Sollevamento Pesi, Lo Sport Proletario

fonte: Stato&Potenza

Nel commentare i risultati dei Mondiali di Sollevamento Pesi del 2013 (a Wrocław, Polonia, la Corea Popolare centrava il terzo gradino del podio nel medagliere, alle spalle di Cina e Russia), la Korean Central News Agency, l’agenzia centrale di Pyongyang, esaltava questo sport come una sorta di simbolo della diversa percezione sportiva tra il modello di sviluppo capitalista e quello socialista. L’agenzia di stampa governativa denunciò la natura prettamente commerciale degli sport nei paesi occidentali.
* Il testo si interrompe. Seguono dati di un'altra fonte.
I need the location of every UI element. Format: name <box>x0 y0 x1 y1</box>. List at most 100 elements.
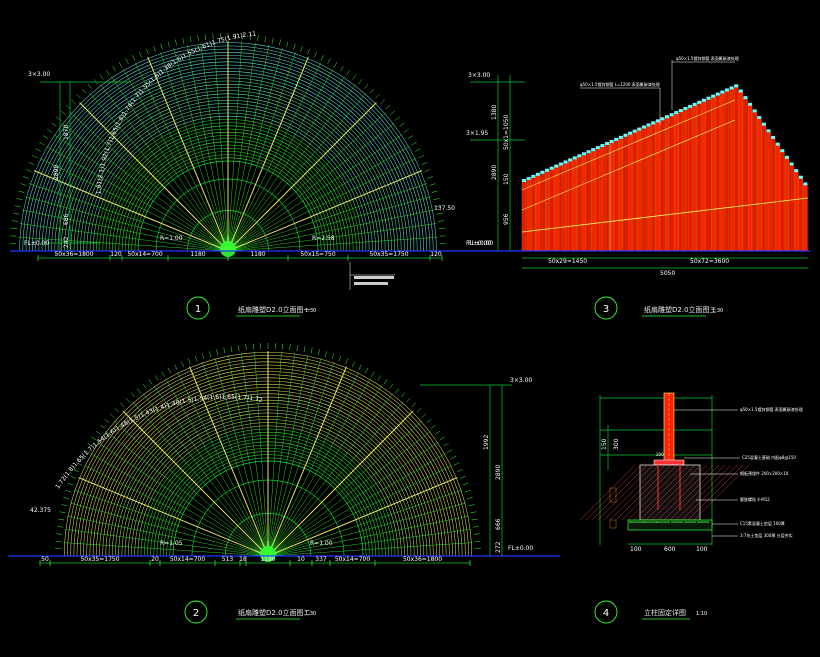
view4-leader-note-1: C25混凝土基础 内配φ8@150 <box>742 454 796 460</box>
gravel-dot <box>686 521 688 523</box>
view1-note-text-1 <box>354 276 394 279</box>
post-cap <box>697 100 702 104</box>
post-bar <box>660 119 665 252</box>
post-cap <box>595 146 600 150</box>
post-cap <box>637 127 642 131</box>
view1-scale: 1:30 <box>305 308 316 314</box>
post-bar <box>535 174 541 252</box>
post-cap <box>711 94 716 98</box>
gravel-dot <box>673 521 675 523</box>
bottom-dim-label: 50x14=700 <box>335 556 370 563</box>
bottom-dim-label: 50x15=750 <box>300 251 335 258</box>
post-bar <box>600 145 605 252</box>
post-cap <box>623 133 628 137</box>
gravel-dot <box>705 521 707 523</box>
post-cap <box>600 144 605 148</box>
view2-ground-level: FL±0.00 <box>508 545 533 552</box>
post-cap <box>577 154 582 158</box>
view1-number: 1 <box>195 304 201 315</box>
post-bar <box>784 157 790 252</box>
post-cap <box>572 156 577 160</box>
gravel-dot <box>692 521 694 523</box>
post-bar <box>775 144 780 252</box>
post-cap <box>554 164 559 168</box>
fan-hub <box>220 241 236 257</box>
view1-side-dim-1: 1870 <box>63 125 70 140</box>
gravel-dot <box>664 521 666 523</box>
post-bar <box>604 143 610 252</box>
post-cap <box>688 104 693 108</box>
view4-leader-note-2: 钢板预埋件 200×200×10 <box>740 470 789 476</box>
bottom-dim-label: 50x35=1750 <box>369 251 408 258</box>
gravel-dot <box>634 521 636 523</box>
view3-side-dim-4: 956 <box>503 213 510 225</box>
gravel-dot <box>671 521 673 523</box>
post-bar <box>794 170 799 252</box>
post-cap <box>545 168 550 172</box>
gravel-dot <box>679 521 681 523</box>
view1-ground-level: FL±0.00 <box>24 240 49 247</box>
post-cap <box>674 111 679 115</box>
post-cap <box>531 174 536 178</box>
view3-side-dim-3: 150 <box>503 173 510 185</box>
view4-bottom-dim-1: 600 <box>664 546 676 553</box>
gravel-dot <box>645 521 647 523</box>
post-bar <box>664 117 670 252</box>
post-cap <box>734 84 739 88</box>
post-bar <box>715 94 720 252</box>
gravel-dot <box>668 521 670 523</box>
post-bar <box>678 110 684 252</box>
view4-leader-note-3: 膨胀螺栓 4-M12 <box>740 496 770 502</box>
gravel-dot <box>632 521 634 523</box>
view4-dim-2: 200 <box>656 452 664 457</box>
bottom-dim-label: 337 <box>315 556 327 563</box>
gravel-dot <box>658 521 660 523</box>
post-cap <box>549 166 554 170</box>
post-bar <box>618 137 624 252</box>
post-cap <box>669 113 674 117</box>
gravel-dot <box>697 521 699 523</box>
post-cap <box>720 90 725 94</box>
post-bar <box>697 102 702 252</box>
view2-radius-note: R=1.05 <box>160 540 183 547</box>
post-cap <box>632 129 637 133</box>
post-bar <box>798 177 803 252</box>
view2-number: 2 <box>193 608 199 619</box>
post-bar <box>747 104 753 252</box>
post-cap <box>605 141 610 145</box>
post-cap <box>568 158 573 162</box>
view3-bottom-dim-1: 50x72=3600 <box>690 258 729 265</box>
post-bar <box>789 164 794 252</box>
post-bar <box>563 162 568 252</box>
view4-concrete-footing <box>639 464 701 521</box>
post-bar <box>554 166 559 252</box>
post-bar <box>674 112 679 252</box>
post-bar <box>646 125 651 252</box>
gravel-dot <box>630 521 632 523</box>
post-bar <box>567 160 573 252</box>
post-cap <box>660 117 665 121</box>
view4-title: 立柱固定详图 <box>644 608 686 617</box>
post-cap <box>798 175 803 179</box>
post-bar <box>586 152 591 252</box>
view1-radius-note: R=2.58 <box>312 235 335 242</box>
post-bar <box>623 135 628 252</box>
view4-dim-0: 150 <box>601 438 608 450</box>
post-bar <box>595 147 600 252</box>
gravel-dot <box>701 521 703 523</box>
post-cap <box>609 139 614 143</box>
post-cap <box>757 116 762 120</box>
post-cap <box>618 135 623 139</box>
post-cap <box>665 115 670 119</box>
post-cap <box>752 109 757 113</box>
bottom-dim-label: 120 <box>110 251 122 258</box>
view3-side-dim-1: 2890 <box>491 165 498 180</box>
post-bar <box>692 104 697 252</box>
post-cap <box>558 162 563 166</box>
post-bar <box>614 139 619 252</box>
post-cap <box>784 155 789 159</box>
post-cap <box>766 129 771 133</box>
bottom-dim-label: 10 <box>297 556 305 563</box>
post-bar <box>549 168 554 252</box>
post-cap <box>646 123 651 127</box>
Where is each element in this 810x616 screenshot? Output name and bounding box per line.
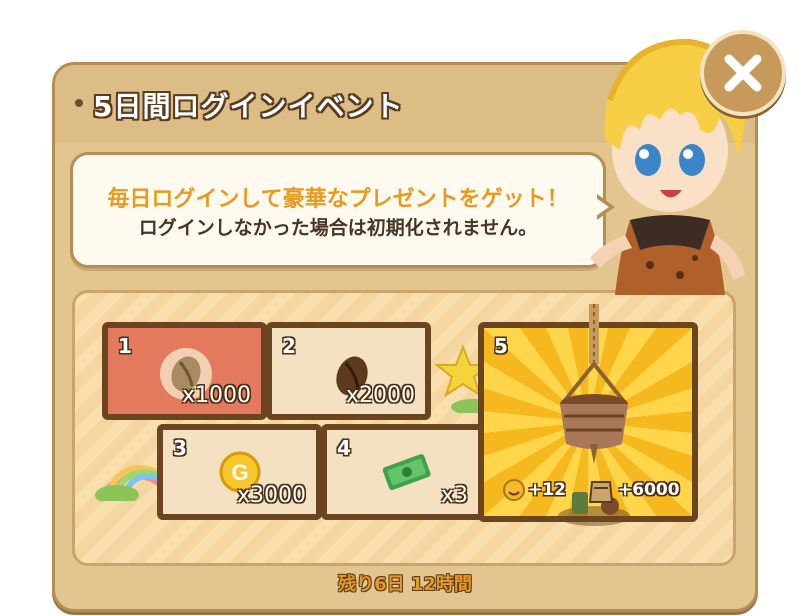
reward-tile-day-4[interactable]: 4 x3 (321, 424, 484, 520)
hanging-planter-icon (560, 304, 628, 464)
bubble-highlight-text: 毎日ログインして豪華なプレゼントをゲット！ (107, 187, 569, 212)
close-icon (724, 54, 762, 92)
coffee-sack-icon (588, 481, 614, 503)
bubble-note-text: ログインしなかった場合は初期化されません。 (138, 217, 538, 239)
day-number: 3 (173, 436, 187, 460)
speech-bubble: 毎日ログインして豪華なプレゼントをゲット！ ログインしなかった場合は初期化されま… (70, 152, 606, 268)
day-number: 2 (282, 334, 296, 358)
reward-quantity: x1000 (181, 383, 251, 408)
close-button[interactable] (700, 30, 786, 116)
day-number: 5 (494, 334, 508, 358)
cash-bundle-icon (382, 454, 431, 491)
happy-face-icon (503, 479, 525, 501)
remaining-time: 残り6日 12時間 (338, 574, 472, 595)
reward-quantity: x3 (440, 483, 468, 508)
bonus-coffee-value: +6000 (618, 480, 680, 500)
dialog-title: 5日間ログインイベント (93, 90, 404, 123)
reward-quantity: x2000 (345, 383, 415, 408)
reward-tile-day-1[interactable]: 1 x1000 (102, 322, 267, 420)
day-number: 4 (337, 436, 351, 460)
svg-text:G: G (231, 460, 248, 485)
bonus-happiness-value: +12 (528, 480, 566, 500)
reward-tile-day-2[interactable]: 2 x2000 (266, 322, 431, 420)
reward-quantity: x3000 (236, 483, 306, 508)
day-number: 1 (118, 334, 132, 358)
title-bullet-icon (75, 99, 83, 107)
reward-tile-day-3[interactable]: 3 G x3000 (157, 424, 322, 520)
reward-tile-day-5[interactable]: 5 +12 +6000 (478, 304, 698, 526)
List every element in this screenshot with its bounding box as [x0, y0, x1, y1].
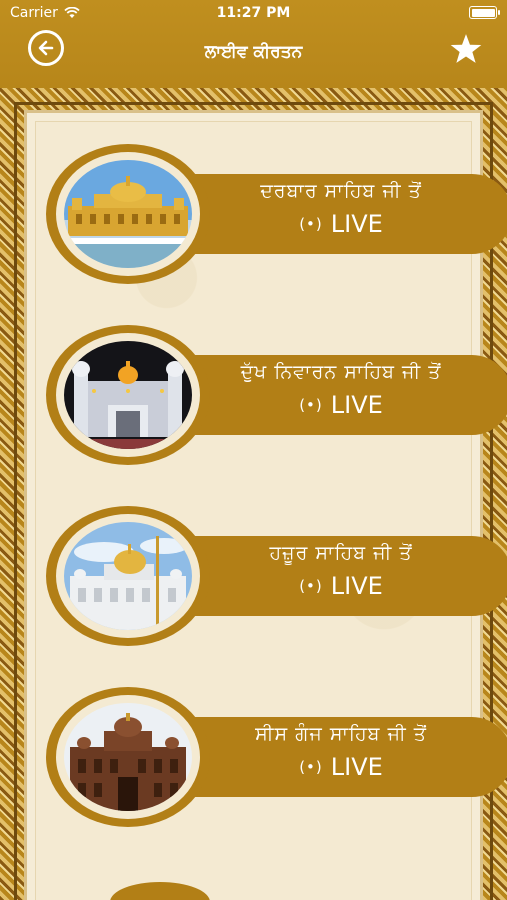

Potenze come Stati Uniti, Regno Unito, Germania, Canada, Francia o Italia non erano riuscite a conquistare nemmeno una medaglia: «ciò che è decisivo per lo sviluppo dello sport negli Stati Uniti è il mercato e ciò che serve è la “domanda” non la medaglia olimpica o gli interessi del popolo». E continuava: «è un dato di fatto, nella società capitalista lo sviluppo dello sport dipende dal mercato, non da una politica statale e fare soldi è considerato più importante che l’onore della nazione». In occidente vengono quindi abbandonati sport “poco redditizi”, come il sollevamento pesi: «i paesi occidentali non hanno adeguato il sistema aggiornato di allenamento e, di conseguenza, i sollevatori di pesi promettenti non possono sviluppare i loro talenti».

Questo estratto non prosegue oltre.